As to her severed nerves: "Luckily I healed quickly, because I play a lot on the show."
"In those days," says McDermott, recalling the months after the hurricane, "we were worried about core elements of the music culture -- high school marching bands, gospel choirs, Mardi Gras Indians -- getting wiped out completely."
Luckily, McDermott's career didn't get wiped out: he landed a lot of what he likes to call "Katrina sympathy gigs." Between the benefit concerts and festivals abroad, the jazz pianist raked in more money in one year than he had the previous 20, playing everywhere from riverboats to Carnegie Hall.
"A lot of largess flowed toward New Orleans musicians," he says.
This trumpeter had a favorite way of passing time on the "Treme" set.
"I'd set up my portable grill, invite a bunch of friends and we'd drink beer and barbecue until someone yelled 'Action!' " says Ruffins, whose high-octane Thursday night gigs at Vaughan's Bar in New Orleans are legendary.
Ruffins grew up in the lower Ninth Ward, a block from where the levees broke, and didn't start playing trumpet until he was a teenager. In 1983, while still in high school, he formed the Rebirth Brass Band, which appears in the opening scene of the "Treme" pilot, before going on to front the jazz quintet Barbecue Swingers, a nod to his favorite hobby.
In "Treme," Ruffins plays himself -- with his full rakish attitude and trademark side-cocked hat in place -- as a musical do-gooder who helps struggling musicians get work. Simon made sure that Ruffins' own reputation as a hometown saint is palpable on-screen.
That's just one of the reasons why he's happy.

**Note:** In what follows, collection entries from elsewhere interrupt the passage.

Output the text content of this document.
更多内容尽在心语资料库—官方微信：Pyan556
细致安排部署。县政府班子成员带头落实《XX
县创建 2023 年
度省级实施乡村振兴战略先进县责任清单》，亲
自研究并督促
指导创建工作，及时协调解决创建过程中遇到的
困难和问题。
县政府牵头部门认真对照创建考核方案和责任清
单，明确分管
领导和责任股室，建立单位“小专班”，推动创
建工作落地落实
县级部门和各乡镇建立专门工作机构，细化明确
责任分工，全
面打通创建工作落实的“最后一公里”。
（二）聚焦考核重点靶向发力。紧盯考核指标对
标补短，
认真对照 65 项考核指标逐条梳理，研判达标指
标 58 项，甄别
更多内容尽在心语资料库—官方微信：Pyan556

"Someone finally got it right," Ruffins says about the show's authentic depiction of New Orleans. "I've waited a lifetime for a show like this."
In the very first scene of "Treme" a musician haggles with a parade organizer over a fair price for his brass band to play a "second line," New Orleans' speak for musical street parade. "But you said you were gonna have Shorty," the organizer says. "He ain't here."

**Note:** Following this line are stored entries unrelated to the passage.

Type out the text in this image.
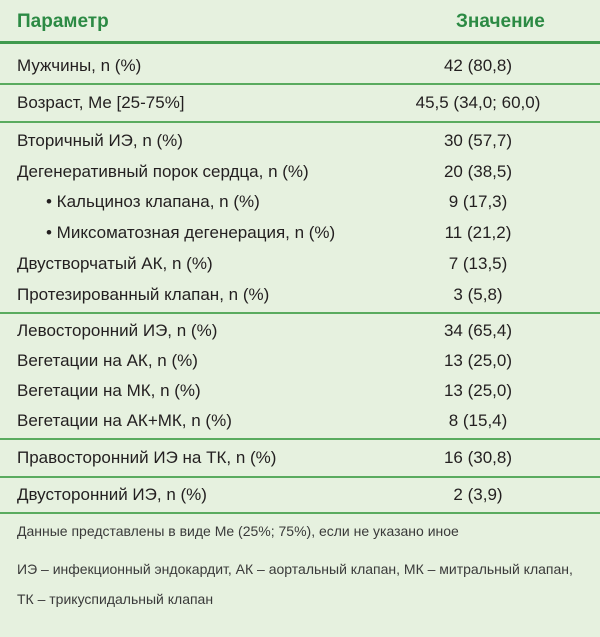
Параметр	Значение
Мужчины, n (%)	42 (80,8)
Возраст, Me [25-75%]	45,5 (34,0; 60,0)
Вторичный ИЭ, n (%)	30 (57,7)
Дегенеративный порок сердца, n (%)	20 (38,5)
• Кальциноз клапана, n (%)	9 (17,3)
• Миксоматозная дегенерация, n (%)	11 (21,2)
Двустворчатый АК, n (%)	7 (13,5)
Протезированный клапан, n (%)	3 (5,8)
Левосторонний ИЭ, n (%)	34 (65,4)
Вегетации на АК, n (%)	13 (25,0)
Вегетации на МК, n (%)	13 (25,0)
Вегетации на АК+МК, n (%)	8 (15,4)
Правосторонний ИЭ на ТК, n (%)	16 (30,8)
Двусторонний ИЭ, n (%)	2 (3,9)
Данные представлены в виде Me (25%; 75%), если не указано иное
ИЭ – инфекционный эндокардит, АК – аортальный клапан, МК – митральный клапан,
ТК – трикуспидальный клапан
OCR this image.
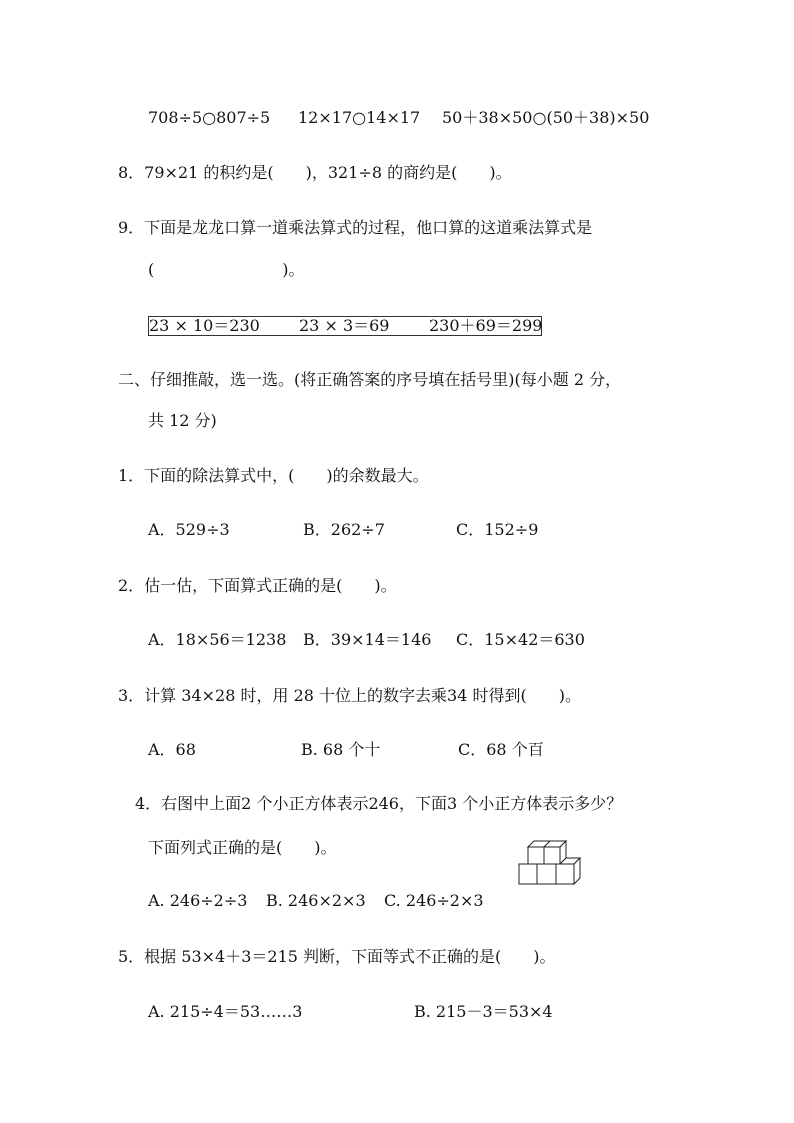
708÷5○807÷5 12×17○14×17 50＋38×50○(50＋38)×50
8．79×21 的积约是(　　)，321÷8 的商约是(　　)。
9．下面是龙龙口算一道乘法算式的过程，他口算的这道乘法算式是
(　　　　　　　　)。
23 × 10＝230 23 × 3＝69 230＋69＝299
二、仔细推敲，选一选。(将正确答案的序号填在括号里)(每小题 2 分，
共 12 分)
1．下面的除法算式中，(　　)的余数最大。
A．529÷3	B．262÷7	C．152÷9
2．估一估，下面算式正确的是(　　)。
A．18×56＝1238 B．39×14＝146 C．15×42＝630
3．计算 34×28 时，用 28 十位上的数字去乘34 时得到(　　)。
A．68	B. 68 个十	C．68 个百
4．右图中上面2 个小正方体表示246，下面3 个小正方体表示多少？
下面列式正确的是(　　)。
A. 246÷2÷3 B. 246×2×3 C. 246÷2×3
5．根据 53×4＋3＝215 判断，下面等式不正确的是(　　)。
A. 215÷4＝53……3	B. 215－3＝53×4
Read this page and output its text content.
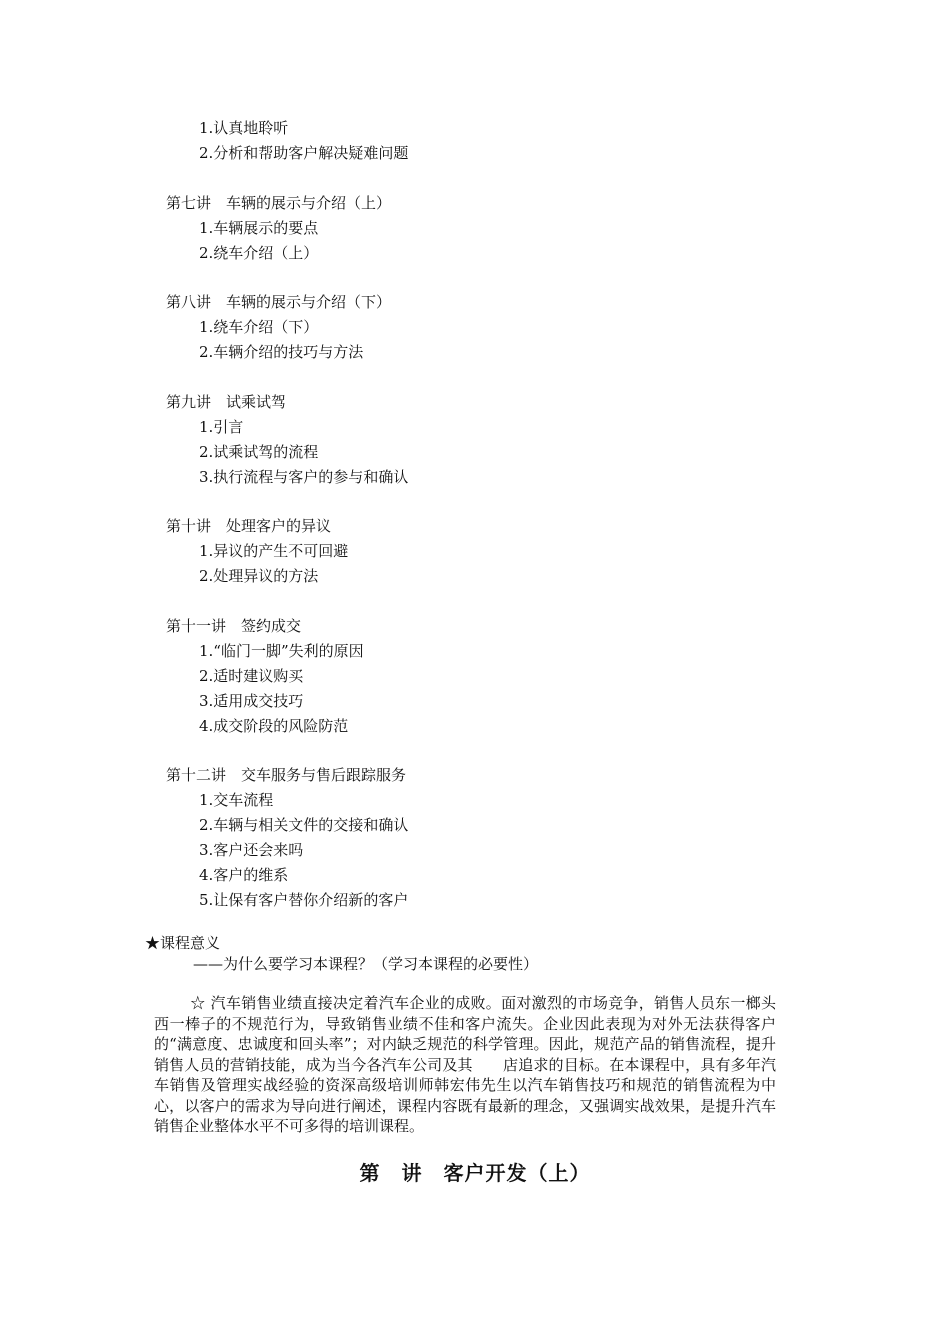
1.认真地聆听
2.分析和帮助客户解决疑难问题
第七讲　车辆的展示与介绍（上）
1.车辆展示的要点
2.绕车介绍（上）
第八讲　车辆的展示与介绍（下）
1.绕车介绍（下）
2.车辆介绍的技巧与方法
第九讲　试乘试驾
1.引言
2.试乘试驾的流程
3.执行流程与客户的参与和确认
第十讲　处理客户的异议
1.异议的产生不可回避
2.处理异议的方法
第十一讲　签约成交
1.“临门一脚”失利的原因
2.适时建议购买
3.适用成交技巧
4.成交阶段的风险防范
第十二讲　交车服务与售后跟踪服务
1.交车流程
2.车辆与相关文件的交接和确认
3.客户还会来吗
4.客户的维系
5.让保有客户替你介绍新的客户
★课程意义
——为什么要学习本课程？（学习本课程的必要性）
☆ 汽车销售业绩直接决定着汽车企业的成败。面对激烈的市场竞争，销售人员东一榔头西一棒子的不规范行为，导致销售业绩不佳和客户流失。企业因此表现为对外无法获得客户的“满意度、忠诚度和回头率”；对内缺乏规范的科学管理。因此，规范产品的销售流程，提升销售人员的营销技能，成为当今各汽车公司及其　　店追求的目标。在本课程中，具有多年汽车销售及管理实战经验的资深高级培训师韩宏伟先生以汽车销售技巧和规范的销售流程为中心，以客户的需求为导向进行阐述，课程内容既有最新的理念，又强调实战效果，是提升汽车销售企业整体水平不可多得的培训课程。
第　讲　客户开发（上）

Lesson: If you want to get paid, get Shorty.
Back when Andrews' instrument towered over his 7-year-old frame (hence his brother dubbing him "Shorty"), the trombonist was already making a name for himself playing funerals and second lines in New Orleans' real Treme neighborhood.
Hailing from a musical family--his grandfather was 1970s soul singer Jessie Hill--the child prodigy went on to perform with U2 and Green Day. Days after Katrina hit, he took off on a world tour with Lenny Kravitz. "It was tough watching it all go down on TV and not be able to do anything," says Andrews, a wiry jeans and t-shirt guy who's also a busy recording artist of jazz, funk and rock. A self-professed fanatic of "The Wire," Andrews jumped at the chance to work with Simon and join the "Treme" cast.
"I can literally watch this show, walk out my front door and experience the same thing," he says. "You can't say that about too many shows on television."